Earlier this month, the Texas 2nd Court of Appeals affirmed Rosa Maria Ortega’s eight-year prison sentence for illegal voting. Attorney General Ken Paxton celebrated the decision in a triumphant press release boasting of Ortega’s draconian punishment. But there is nothing just about the fact that Ortega may spend the next eight years languishing behind bars for unknowingly casting illegal ballots. To the contrary, her sentence is wildly out of proportion with her crime—the possible result of prosecutorial chicanery during closing arguments that has no place in a courtroom. And it’s yet another example of prosecutors using isolated cases of illegal voting to intimidate legitimate voters out of casting a ballot. Although Paxton has presented Ortega’s conduct as evidence that voter fraud is a genuine problem in Texas, her case bears no resemblance to the paranoid myth of immigrants covertly swinging elections. Ortega is a lawful permanent resident who was brought to the United States as a baby. She has a sixth-grade education and did not know that she could not legally vote.
In October 2014, she sent a voter-registration application to the Tarrant County Elections Administration, in which she indicated that she was not a citizen. When the office sent her a rejection letter, she called to ask why. An employee, Delores Stevens, explained that Ortega had checked the “No” box for citizenship and could not register unless she checked “Yes.” Ortega mailed in a new application, this time checking the “Yes” box to indicate U.S.
citizenship.
The office was fully aware of the discrepancies between her two applications. It still registered her to vote.

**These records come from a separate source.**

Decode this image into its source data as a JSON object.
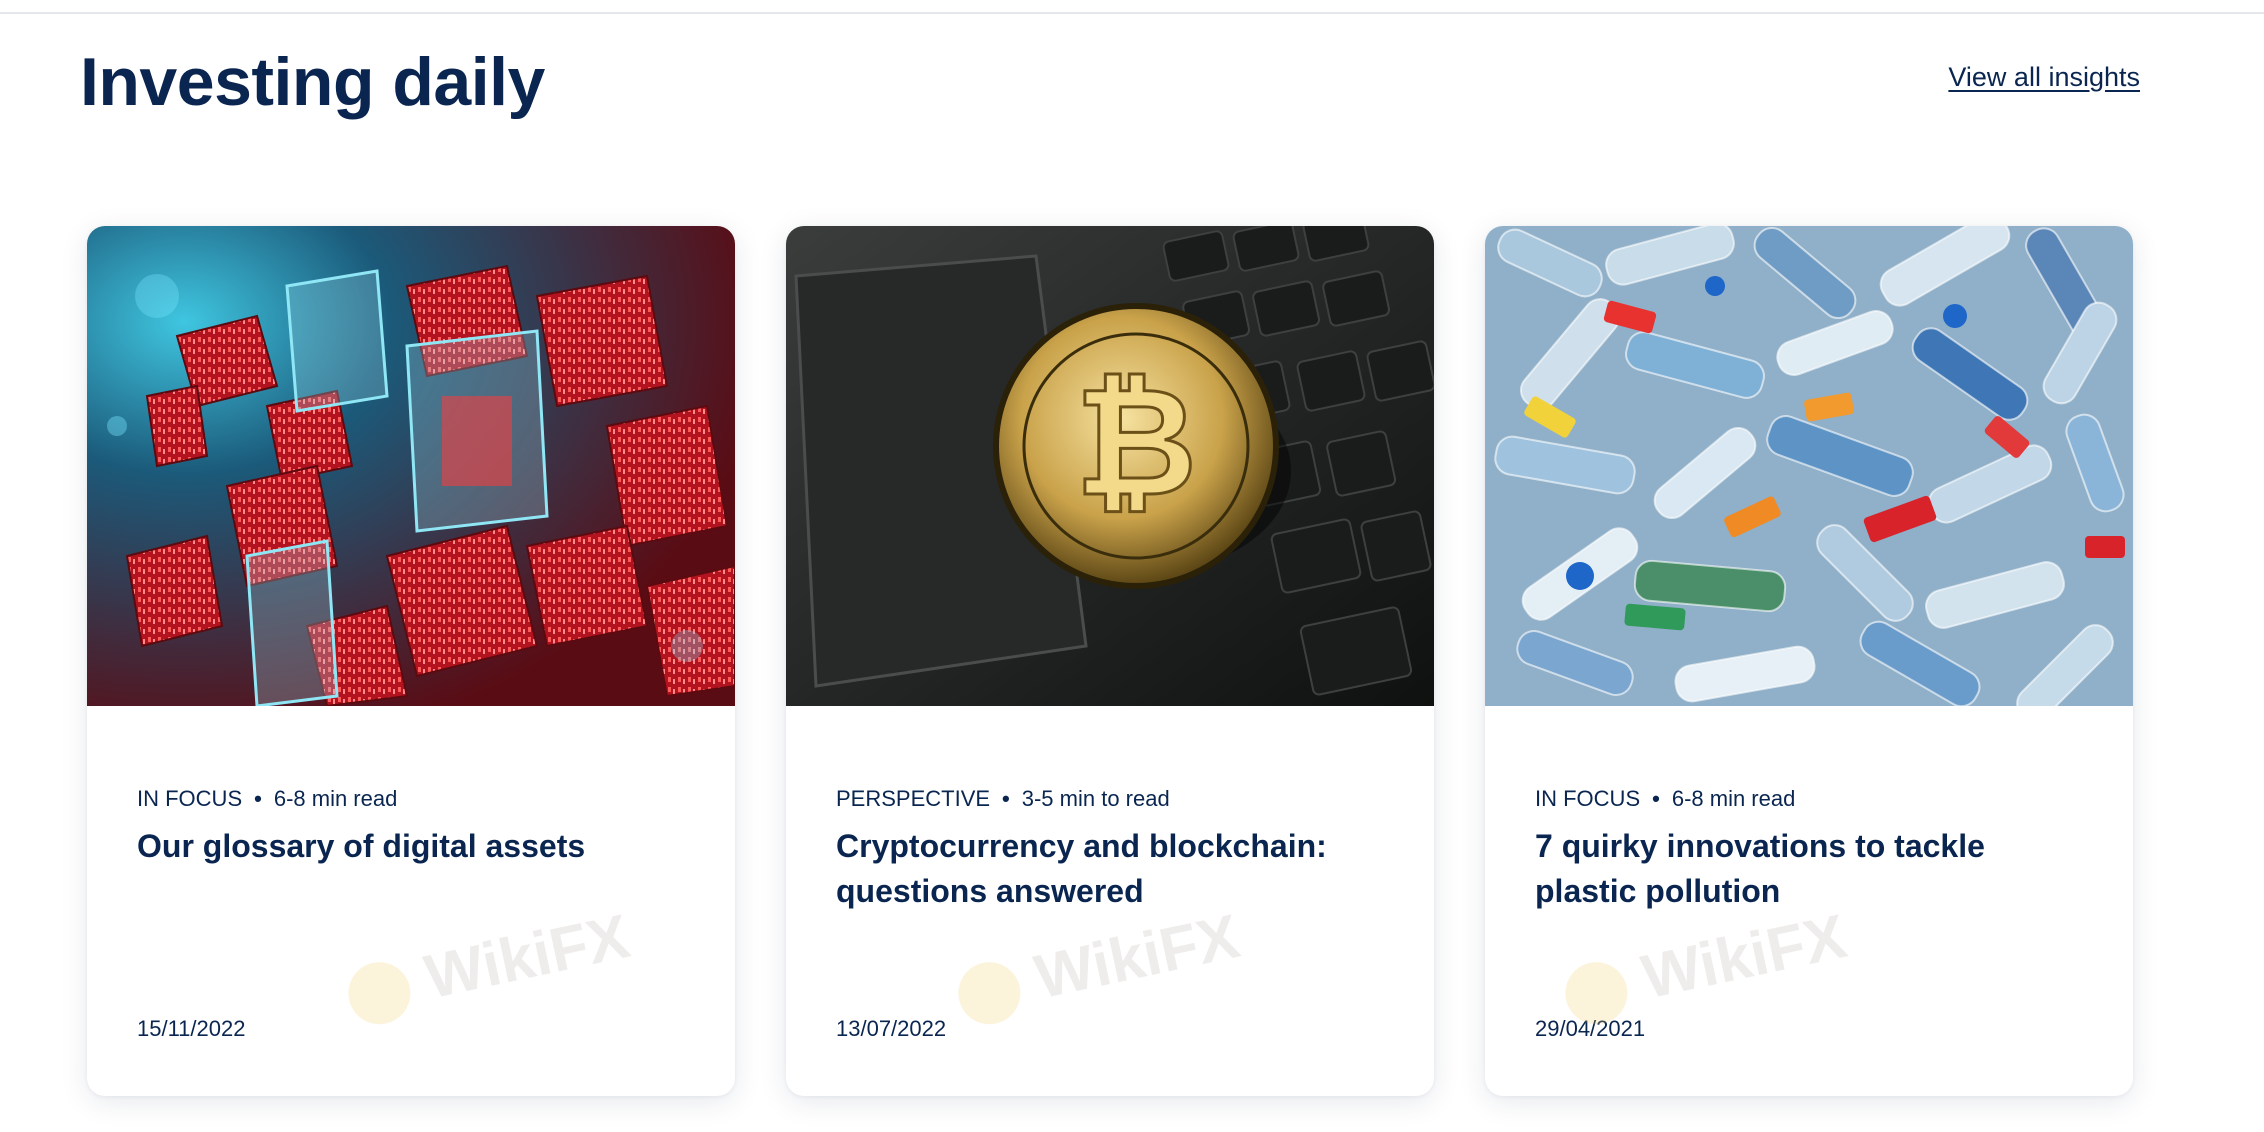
{
  "header": {
    "title": "Investing daily",
    "view_all": "View all insights"
  },
  "cards": [
    {
      "category": "IN FOCUS",
      "read_time": "6-8 min read",
      "title": "Our glossary of digital assets",
      "date": "15/11/2022",
      "image": "digital-assets-image"
    },
    {
      "category": "PERSPECTIVE",
      "read_time": "3-5 min to read",
      "title": "Cryptocurrency and blockchain: questions answered",
      "date": "13/07/2022",
      "image": "bitcoin-keyboard-image"
    },
    {
      "category": "IN FOCUS",
      "read_time": "6-8 min read",
      "title": "7 quirky innovations to tackle plastic pollution",
      "date": "29/04/2021",
      "image": "plastic-bottles-image"
    }
  ],
  "watermark": "WikiFX",
  "colors": {
    "primary_text": "#0a2650",
    "background": "#ffffff"
  }
}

Shortly thereafter, the Texas attorney general received a tip that Ortega was voting illegally. An investigator with the attorney general’s office began to examine her case and discovered that she had voted in Dallas County in 2012 and 2014. Official paperwork revealed that Ortega presented her resident alien card and Social Security card to register, acknowledging that she was not a citizen. For some reason, Dallas County registered her anyway. (She registered as a Republican.)